Detection is a prominent frame for understanding the way in which we ‘look around’ a domestic space that is not ours, the way we cross a private threshold looking for clues of the inhabitant. In this sense, every original detail in the Whitlam house seems portentous. In the corner of one of the bedrooms stands Nicholas Whitlam’s childhood desk. Next to it, decorative figures drawn directly onto the walls have been preserved. The laundry taps appear to be the remnants of an archaic washing infrastructure. Outside in the middle of the back lawn stands a Hills hoist, the concrete path underneath sized perfectly for a washing basket’s wheeled trolley. What stories might emerge from these traces?
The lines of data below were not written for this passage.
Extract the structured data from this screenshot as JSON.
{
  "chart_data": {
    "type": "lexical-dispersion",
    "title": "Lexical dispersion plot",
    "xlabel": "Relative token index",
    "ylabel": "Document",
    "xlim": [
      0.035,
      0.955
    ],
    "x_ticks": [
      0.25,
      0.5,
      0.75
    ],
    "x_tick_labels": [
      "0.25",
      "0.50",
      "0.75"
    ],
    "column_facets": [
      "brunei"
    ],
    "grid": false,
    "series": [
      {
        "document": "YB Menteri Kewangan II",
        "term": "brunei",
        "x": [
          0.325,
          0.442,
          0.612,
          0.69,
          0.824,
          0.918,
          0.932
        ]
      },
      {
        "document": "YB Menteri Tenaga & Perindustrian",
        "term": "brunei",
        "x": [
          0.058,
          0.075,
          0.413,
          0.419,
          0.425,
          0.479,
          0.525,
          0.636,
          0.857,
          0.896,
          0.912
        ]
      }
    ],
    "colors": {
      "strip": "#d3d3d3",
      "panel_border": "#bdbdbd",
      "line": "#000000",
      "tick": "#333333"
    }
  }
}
This mode of investigating the specific details of a domestic arrangement comes up against another kind of authoritative form: architecture itself. The idiosyncratic and analytical gaze of the detective is overridden by the codes of the architectural historian, codes that are more generalisable and comparative. To appreciate what is significant at this place, it is the very existence of the building – not the traces of its inhabitation – that matters. Whitlam’s commissioning of architect Roy Appleton to design a modern house in (then semi-rural) Cabramatta in 1956 certainly tells us something about the nature of suburban development in Sydney at that time. It provides a means of measuring how developmental practices and attitudes to architecture have changed over time, and it indicates the aesthetic values of a future prime minister for whom a major policy initiative established the idea of a national estate, that there exists cultural heritage, both natural and built, that should be recognised and managed for future generations.

The preservation of the Whitlam house attests to the success of this idea. But what we expect to find when we cross its threshold still eludes the certainties that this designation implies. The desk, decorative drawings and Hills hoist lure writers over the threshold, tempting them to enter the site with a mixture of expectation and suspicion. The narratives they might construct would find their origins in a ‘suspect’ literary form, but, in this way, they would be freed from the obligations of an official account. For writers, and for culture more generally, that presents a significant opportunity.

A climbing rose frames the front door. It has been growing on the property for over 40 years.

The house is modest in proportion but has abundant natural light and cross ventilation.

A framed copy of the ‘It’s Time’ policy speech given by Gough Whitlam on the 13 November 1972 hangs in the newly restored Whitlam house.

The checkerboard floor in the hall and kitchen was produced at the same factory as the original flooring in the late 1950s.